Dopo l’8 settembre, non c’erano solo i problemi della guerra contro l’occupazione, e le mai del tutto superate divisioni interne al fronte antifascista, a rendere più complicato il tutto, c’era l’esigenza di garantire l’unità e l’efficacia delle potenze impegnate nella guerra al nazifascismo. Come ha scritto un altro protagonista come Luigi Longo, gli anglo-americani avevano l’obiettivo di «precostituirsi posizioni di vantaggio nell’Italia liberata» che mal si conciliavano con l’idea della mobilitazione popolare e di massa della lotta partigiana[7] Oltre a ciò, l’aspirazione di una parte dell’antifascismo italiano era tornare all’equilibrio pre-fascista, nella convinzione che il “ventennio” dovesse essere superato e archiviato come una “brutta parentesi” nella storia d’Italia, è questa l’idea del fascismo inteso come “malattia morale dell’Europa”. Tutto questo non poteva non avere riflessi sulle coordinate della guerra di liberazione e sul modo di concepire sia il presente – dunque il tema della partecipazione popolare alle operazioni militari – sia, soprattutto, il futuro: bisognava ricostruire da zero le fondamenta del nuovo Stato democratico oppure salvare e ristrutturare quelle derivanti dal vecchio Statuto Albertino? La linea dell’antifascismo che scelse la prima opzione aveva un duplice connotato: 1) evitare nuovamente la passivizzazione coatta delle grandi masse popolari (attendere gli eserciti alleati e delegare a loro la liberazione), in un momento storico nel quale invece dovevano essere protagoniste; 2) saldare strettamente la lotta popolare di liberazione alla costruzione del futuro quadro democratico costituzionale. Nello specifico, il quadro concettuale e programmatico dei comunisti italiani si articolava a partire dall’idea della “democrazia progressiva”, che concepiva la lotta di liberazione come premessa essenziale per l’avanzamento sociale e politico delle masse popolari nel post-liberazione. Intensificare la partecipazione popolare attraverso gli organismi della resistenza significava dare da subito fondamenta solide a una tale prospettiva. La democrazia progressiva non andava intesa come una «tappa» di avvicinamento alla “terra promessa”, il socialismo, bensì, un «processo» di costruzione molecolare con il quale bisognava misurarsi quotidianamente attraverso ogni singola lotta. Questa processualità necessariamente si sarebbe dovuta manifestare nel contributo delle masse popolari alla ricostruzione materiale e morale del Paese.

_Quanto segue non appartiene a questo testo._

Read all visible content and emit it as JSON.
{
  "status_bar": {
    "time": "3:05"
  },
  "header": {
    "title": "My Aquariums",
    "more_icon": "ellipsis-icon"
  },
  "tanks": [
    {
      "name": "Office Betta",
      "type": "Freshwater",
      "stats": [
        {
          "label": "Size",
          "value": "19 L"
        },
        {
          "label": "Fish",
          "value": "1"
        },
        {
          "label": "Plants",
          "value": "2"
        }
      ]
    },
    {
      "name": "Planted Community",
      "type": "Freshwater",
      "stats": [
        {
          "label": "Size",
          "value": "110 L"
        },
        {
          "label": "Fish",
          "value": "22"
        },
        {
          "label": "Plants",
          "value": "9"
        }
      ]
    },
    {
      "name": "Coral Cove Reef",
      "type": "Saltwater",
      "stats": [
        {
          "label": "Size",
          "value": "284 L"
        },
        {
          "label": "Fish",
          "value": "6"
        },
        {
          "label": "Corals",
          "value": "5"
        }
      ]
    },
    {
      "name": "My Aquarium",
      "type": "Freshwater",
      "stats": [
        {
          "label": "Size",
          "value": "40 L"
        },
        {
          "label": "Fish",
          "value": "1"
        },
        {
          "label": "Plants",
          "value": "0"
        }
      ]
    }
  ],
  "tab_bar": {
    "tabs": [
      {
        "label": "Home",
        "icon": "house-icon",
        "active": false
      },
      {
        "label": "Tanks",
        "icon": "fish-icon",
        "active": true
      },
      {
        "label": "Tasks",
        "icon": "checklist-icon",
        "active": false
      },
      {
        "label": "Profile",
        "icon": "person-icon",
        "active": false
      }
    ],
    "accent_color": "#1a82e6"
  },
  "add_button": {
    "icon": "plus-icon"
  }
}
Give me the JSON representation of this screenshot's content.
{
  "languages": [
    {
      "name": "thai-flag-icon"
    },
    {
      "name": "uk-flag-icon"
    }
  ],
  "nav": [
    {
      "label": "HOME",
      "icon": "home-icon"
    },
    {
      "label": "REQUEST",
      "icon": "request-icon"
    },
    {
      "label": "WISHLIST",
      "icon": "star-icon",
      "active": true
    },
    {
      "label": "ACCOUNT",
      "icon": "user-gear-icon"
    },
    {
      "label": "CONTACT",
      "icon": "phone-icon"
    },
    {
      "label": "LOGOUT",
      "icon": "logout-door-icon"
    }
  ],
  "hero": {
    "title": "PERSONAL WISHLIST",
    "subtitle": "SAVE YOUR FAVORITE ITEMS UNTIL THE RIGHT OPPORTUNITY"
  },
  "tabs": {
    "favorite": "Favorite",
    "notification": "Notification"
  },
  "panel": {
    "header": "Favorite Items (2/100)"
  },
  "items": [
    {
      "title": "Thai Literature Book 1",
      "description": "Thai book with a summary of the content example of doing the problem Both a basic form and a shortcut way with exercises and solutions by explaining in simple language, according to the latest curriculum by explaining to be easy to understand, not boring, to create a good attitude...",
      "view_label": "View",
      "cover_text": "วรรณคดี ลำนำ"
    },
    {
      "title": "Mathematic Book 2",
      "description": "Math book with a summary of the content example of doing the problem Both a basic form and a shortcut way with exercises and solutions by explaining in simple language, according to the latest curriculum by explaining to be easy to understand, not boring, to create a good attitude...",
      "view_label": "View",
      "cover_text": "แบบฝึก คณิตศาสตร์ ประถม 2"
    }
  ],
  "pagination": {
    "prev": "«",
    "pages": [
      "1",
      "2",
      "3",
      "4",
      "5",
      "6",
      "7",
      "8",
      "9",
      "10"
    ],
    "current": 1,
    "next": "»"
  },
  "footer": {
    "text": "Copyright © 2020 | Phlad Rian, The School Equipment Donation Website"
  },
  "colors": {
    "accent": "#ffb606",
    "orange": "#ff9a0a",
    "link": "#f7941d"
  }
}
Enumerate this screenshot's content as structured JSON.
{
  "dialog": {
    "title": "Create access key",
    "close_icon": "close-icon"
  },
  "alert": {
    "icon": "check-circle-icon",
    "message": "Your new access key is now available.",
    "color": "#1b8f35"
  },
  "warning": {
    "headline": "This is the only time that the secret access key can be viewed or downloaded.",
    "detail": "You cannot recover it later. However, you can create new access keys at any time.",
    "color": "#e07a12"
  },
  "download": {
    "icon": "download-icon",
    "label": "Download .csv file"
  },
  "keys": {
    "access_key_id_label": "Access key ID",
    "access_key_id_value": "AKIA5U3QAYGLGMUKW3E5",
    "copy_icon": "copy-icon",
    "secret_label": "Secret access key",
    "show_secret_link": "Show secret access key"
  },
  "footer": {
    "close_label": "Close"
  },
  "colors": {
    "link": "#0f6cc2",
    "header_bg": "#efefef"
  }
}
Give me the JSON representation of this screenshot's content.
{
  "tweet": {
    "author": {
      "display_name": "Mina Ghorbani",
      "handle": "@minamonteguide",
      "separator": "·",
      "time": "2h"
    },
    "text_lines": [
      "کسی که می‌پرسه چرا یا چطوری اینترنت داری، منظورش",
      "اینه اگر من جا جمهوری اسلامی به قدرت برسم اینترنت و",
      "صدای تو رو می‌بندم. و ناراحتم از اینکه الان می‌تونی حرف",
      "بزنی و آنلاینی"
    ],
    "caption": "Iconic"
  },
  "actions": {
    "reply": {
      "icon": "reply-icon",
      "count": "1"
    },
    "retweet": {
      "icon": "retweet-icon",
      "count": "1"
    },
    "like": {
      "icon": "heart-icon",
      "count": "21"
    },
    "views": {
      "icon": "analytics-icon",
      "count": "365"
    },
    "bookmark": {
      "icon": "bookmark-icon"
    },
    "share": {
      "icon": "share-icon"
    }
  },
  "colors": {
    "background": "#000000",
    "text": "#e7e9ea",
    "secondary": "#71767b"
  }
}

L’opera di ricostruzione non poteva fondarsi sui parametri consueti del liberismo e dell’esclusiva proprietà privata dei mezzi di produzione, bisognava connotare in termini sociali la nuova democrazia, che non avrebbe potuto fare a meno della partecipazione statale e delle forme cooperative di intervento economico. Nell’immediato della guerra partigiana l’indicazione strategica era chiara: occorreva legare le azioni di guerriglia, di sabotaggio, propaganda e iniziativa sociale per superare non solo la dittatura fascista, ma anche la semplice riproposizione della vecchia Italia liberale giolittiana. Per questo era necessario rimuovere le condizioni sociali su cui si era strutturato e affermato il fascismo, quindi costruire un quadro politico che non risolvesse la partecipazione popolare al solo momento delle elezioni e nel mero rapporto passivo di delega alla rappresentanza parlamentare. L’insieme delle lotte quotidiane, nelle quali si articolava l’azione delle organizzazioni di massa protagoniste della Resistenza, erano «la realizzazione consentita dalla situazione attuale di quella democrazia progressiva, per la quale si lotta»[8].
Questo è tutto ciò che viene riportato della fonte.